I don’t believe that’s their point though. Their point is that Apple is wrong and bad if any single component by any other manufacturer is faster than Apple‘s solution, no matter the efficiency or the cost. I think there are people on there saying Apple has lost because they don’t competr with datacenter solutions like the H100.
I know games using both are very rare, only one so far, Alan Wake 2 so far.
If that’s true, then it’s ridiculous to complain about Apple lacking software that uses both.
Apple not only needs to keep more regularly but also needs to improve their software catalog. To showcase GPU improvements to the masses games are the best way to do it.

Let’s make it easier have their been any games released since Apple released M3 with Ray tracing support?
Why just games? Why would you exclude Blender or Redshift? Given the short time it’s been available, I have no idea why you would think it’s bad, and no idea why you would think games would be the first software to support it.
 
I don’t believe that’s their point though. Their point is that Apple is wrong and bad if any single component by any other manufacturer is faster than Apple‘s solution, no matter the efficiency or the cost. I think there are people on there saying Apple has lost because they don’t compete with datacenter solutions like the H100.
Indeed and if earnings reports and market caps were the judge, no one should use anything other than Apple products in any market Apple competes in.

If that’s true, then it’s ridiculous to complain about Apple lacking software that uses both.
I think he was saying that was the only Apple software using both that he knew of, but I'm not sure.
Why just games? Why would you exclude Blender or Redshift? Given the short time it’s been available, I have no idea why you would think it’s bad, and no idea why you would think games would be the first software to support it.
And like you I agree that the above point is largely immaterial. While Apple is definitely trying to get native games onto its platform, the M3 has only been out just a few months and Apple's bread and butter has been professional applications which have shown pretty reasonable, shockingly speedy in fact, adoption of new features from Apple so far.

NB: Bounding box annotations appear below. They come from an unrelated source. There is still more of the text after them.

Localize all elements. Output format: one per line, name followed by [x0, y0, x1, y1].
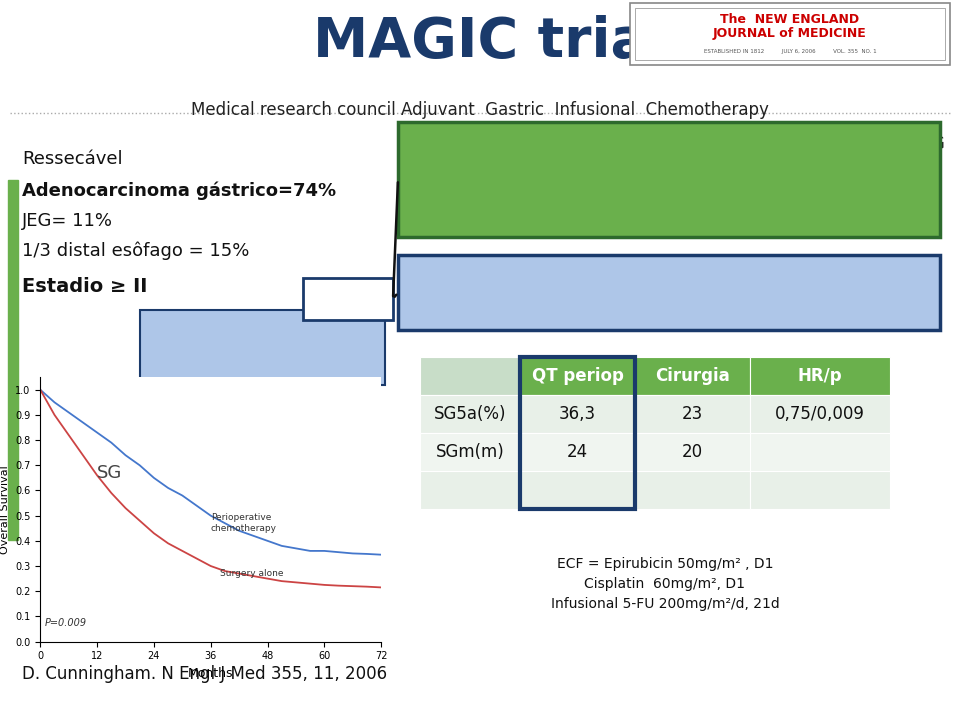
Bar — [520, 433, 635, 471]
Text: Cirurgia: Cirurgia — [612, 281, 726, 305]
Text: P=0.009: P=0.009 — [45, 618, 87, 628]
Bar — [420, 433, 520, 471]
Text: D. Cunningham. N Engl J Med 355, 11, 2006: D. Cunningham. N Engl J Med 355, 11, 200… — [22, 665, 387, 683]
Text: Cisplatin  60mg/m², D1: Cisplatin 60mg/m², D1 — [585, 577, 746, 591]
Text: QT periop: QT periop — [532, 367, 623, 385]
Text: ECF = Epirubicin 50mg/m² , D1: ECF = Epirubicin 50mg/m² , D1 — [557, 557, 773, 571]
Text: Cirurgia: Cirurgia — [655, 367, 730, 385]
Text: JEG= 11%: JEG= 11% — [22, 212, 113, 230]
Text: 24: 24 — [567, 443, 588, 461]
Text: 3 ciclos pré op / 3 ciclos pós op: 3 ciclos pré op / 3 ciclos pós op — [449, 192, 889, 218]
Text: MAGIC trial: MAGIC trial — [313, 15, 667, 69]
Text: 1/3 distal esôfago = 15%: 1/3 distal esôfago = 15% — [22, 242, 250, 261]
Text: •: • — [158, 330, 170, 348]
Text: Infusional 5-FU 200mg/m²/d, 21d: Infusional 5-FU 200mg/m²/d, 21d — [551, 597, 780, 611]
Text: ESTABLISHED IN 1812          JULY 6, 2006          VOL. 355  NO. 1: ESTABLISHED IN 1812 JULY 6, 2006 VOL. 35… — [704, 49, 876, 54]
Bar — [8, 180, 18, 540]
Text: N=503: N=503 — [314, 290, 382, 308]
Bar — [420, 471, 520, 509]
Text: Surgery alone: Surgery alone — [220, 569, 284, 578]
Text: Perioperative
chemotherapy: Perioperative chemotherapy — [210, 513, 276, 533]
Text: Medical research council Adjuvant  Gastric  Infusional  Chemotherapy: Medical research council Adjuvant Gastri… — [191, 101, 769, 119]
Text: QT  Perioperatória:  ECF: QT Perioperatória: ECF — [499, 149, 839, 175]
Bar — [398, 122, 940, 237]
Bar — [635, 357, 750, 395]
Bar — [398, 255, 940, 330]
Text: Adenocarcinoma gástrico=74%: Adenocarcinoma gástrico=74% — [22, 182, 336, 200]
Text: •: • — [158, 362, 170, 380]
Text: Obj 1°= SG: Obj 1°= SG — [851, 135, 945, 153]
Bar — [520, 357, 635, 509]
Bar — [303, 278, 393, 320]
Text: 0,75/0,009: 0,75/0,009 — [775, 405, 865, 423]
Bar — [140, 310, 385, 385]
Bar — [520, 471, 635, 509]
Text: Ressecável: Ressecável — [22, 150, 123, 168]
Text: 36,3: 36,3 — [559, 405, 596, 423]
Bar — [520, 357, 635, 395]
Bar — [630, 3, 950, 65]
Bar — [750, 395, 890, 433]
Bar — [750, 357, 890, 395]
Text: SGm(m): SGm(m) — [436, 443, 504, 461]
Bar — [420, 395, 520, 433]
Text: JOURNAL of MEDICINE: JOURNAL of MEDICINE — [713, 27, 867, 40]
Text: G3/4 toxicity < 12%: G3/4 toxicity < 12% — [172, 362, 356, 380]
Bar — [635, 8, 945, 60]
Text: Estadio ≥ II: Estadio ≥ II — [22, 277, 148, 296]
Text: 23: 23 — [682, 405, 703, 423]
Text: 40% = D2 surgery: 40% = D2 surgery — [172, 330, 341, 348]
Bar — [635, 395, 750, 433]
X-axis label: Months: Months — [188, 667, 233, 680]
Bar — [635, 433, 750, 471]
Text: The  NEW ENGLAND: The NEW ENGLAND — [720, 13, 859, 25]
Y-axis label: Overall Survival: Overall Survival — [0, 465, 10, 553]
Bar — [635, 471, 750, 509]
Text: HR/p: HR/p — [798, 367, 842, 385]
Bar — [750, 433, 890, 471]
Text: 20: 20 — [682, 443, 703, 461]
Bar — [420, 357, 520, 395]
Bar — [750, 471, 890, 509]
Text: SG5a(%): SG5a(%) — [434, 405, 506, 423]
Text: SG: SG — [97, 464, 122, 482]
Bar — [520, 395, 635, 433]
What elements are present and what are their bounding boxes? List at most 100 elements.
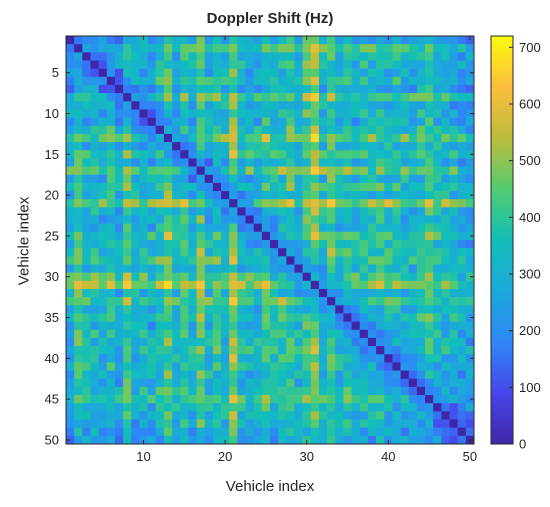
heatmap-cell	[253, 215, 263, 224]
heatmap-cell	[139, 166, 148, 176]
heatmap-cell	[106, 272, 116, 282]
heatmap-cell	[131, 280, 140, 290]
heatmap-cell	[106, 68, 116, 78]
heatmap-cell	[400, 435, 410, 445]
heatmap-cell	[286, 182, 295, 192]
heatmap-cell	[139, 150, 148, 159]
heatmap-cell	[343, 133, 352, 143]
heatmap-cell	[278, 329, 287, 339]
heatmap-cell	[425, 240, 434, 249]
heatmap-cell	[335, 321, 344, 331]
heatmap-cell	[457, 93, 467, 102]
heatmap-cell	[123, 337, 132, 347]
heatmap-cell	[74, 166, 83, 176]
heatmap-cell	[351, 354, 361, 363]
heatmap-cell	[261, 174, 271, 184]
heatmap-cell	[196, 36, 206, 45]
heatmap-cell	[123, 150, 132, 159]
heatmap-cell	[302, 44, 312, 53]
heatmap-cell	[98, 248, 108, 257]
heatmap-cell	[449, 378, 458, 388]
heatmap-cell	[400, 117, 410, 127]
heatmap-cell	[163, 68, 173, 78]
heatmap-cell	[188, 427, 197, 437]
heatmap-cell	[261, 411, 271, 420]
heatmap-cell	[310, 419, 320, 428]
heatmap-cell	[327, 321, 336, 331]
heatmap-cell	[139, 207, 148, 216]
heatmap-cell	[400, 76, 410, 86]
heatmap-cell	[294, 329, 303, 339]
heatmap-cell	[180, 36, 189, 45]
heatmap-cell	[310, 68, 320, 78]
heatmap-cell	[425, 280, 434, 290]
heatmap-cell	[318, 109, 328, 118]
heatmap-cell	[392, 386, 401, 396]
heatmap-cell	[114, 362, 124, 371]
colorbar-tick-label: 400	[519, 210, 541, 225]
heatmap-cell	[253, 370, 263, 380]
heatmap-cell	[123, 354, 132, 363]
heatmap-cell	[237, 313, 246, 322]
heatmap-cell	[465, 346, 475, 355]
heatmap-cell	[74, 174, 83, 184]
heatmap-cell	[82, 280, 91, 290]
heatmap-cell	[253, 125, 263, 135]
heatmap-cell	[416, 199, 426, 208]
heatmap-cell	[196, 395, 206, 404]
heatmap-cell	[98, 44, 108, 53]
heatmap-cell	[392, 191, 401, 200]
heatmap-cell	[384, 321, 393, 331]
heatmap-cell	[131, 395, 140, 404]
heatmap-cell	[343, 142, 352, 151]
heatmap-cell	[384, 109, 393, 118]
heatmap-cell	[131, 272, 140, 282]
heatmap-cell	[343, 386, 352, 396]
heatmap-cell	[441, 44, 450, 53]
heatmap-cell	[465, 215, 475, 224]
heatmap-cell	[163, 419, 173, 428]
heatmap-cell	[278, 403, 287, 412]
heatmap-cell	[114, 240, 124, 249]
heatmap-cell	[245, 297, 254, 306]
heatmap-cell	[294, 125, 303, 135]
heatmap-cell	[123, 191, 132, 200]
heatmap-cell	[98, 329, 108, 339]
heatmap-cell	[123, 313, 132, 322]
heatmap-cell	[180, 93, 189, 102]
heatmap-cell	[392, 256, 401, 265]
heatmap-cell	[98, 142, 108, 151]
heatmap-cell	[278, 84, 287, 94]
heatmap-cell	[204, 174, 214, 184]
heatmap-cell	[98, 419, 108, 428]
heatmap-cell	[335, 174, 344, 184]
heatmap-cell	[82, 386, 91, 396]
heatmap-cell	[66, 346, 75, 355]
heatmap-cell	[425, 93, 434, 102]
heatmap-cell	[123, 182, 132, 192]
heatmap-cell	[457, 329, 467, 339]
heatmap-cell	[384, 182, 393, 192]
heatmap-cell	[163, 76, 173, 86]
heatmap-cell	[278, 117, 287, 127]
heatmap-cell	[261, 288, 271, 298]
heatmap-cell	[302, 370, 312, 380]
heatmap-cell	[343, 44, 352, 53]
heatmap-cell	[106, 36, 116, 45]
heatmap-cell	[408, 158, 418, 167]
heatmap-cell	[212, 329, 222, 339]
heatmap-cell	[221, 133, 230, 143]
heatmap-cell	[245, 386, 254, 396]
heatmap-cell	[327, 386, 336, 396]
heatmap-cell	[351, 174, 361, 184]
heatmap-cell	[367, 150, 377, 159]
heatmap-cell	[229, 84, 238, 94]
heatmap-cell	[367, 223, 377, 233]
heatmap-cell	[66, 166, 75, 176]
heatmap-cell	[302, 346, 312, 355]
heatmap-cell	[343, 93, 352, 102]
heatmap-cell	[367, 93, 377, 102]
heatmap-cell	[384, 403, 393, 412]
heatmap-cell	[163, 248, 173, 257]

I don't think anyone here would disagree with the @exoticspice1 's sentiment that Apple needs to continue to improve at regular intervals, but giving up just as they are making substantial progress is silly. As someone who uses Nvidia's CUDA, I'm excited by Apple's entrance and there are definitely ways in which Nvidia can be pushed to compete in user laptop and even desktop by Apple. As someone who also uses Apple products, sure I miss the days when I could use both in the same product, but times change (though again PCIe passthrough!). Finally, I wouldn't want to see either company with a monopoly regardless of how much better/faster/ etc ... they are.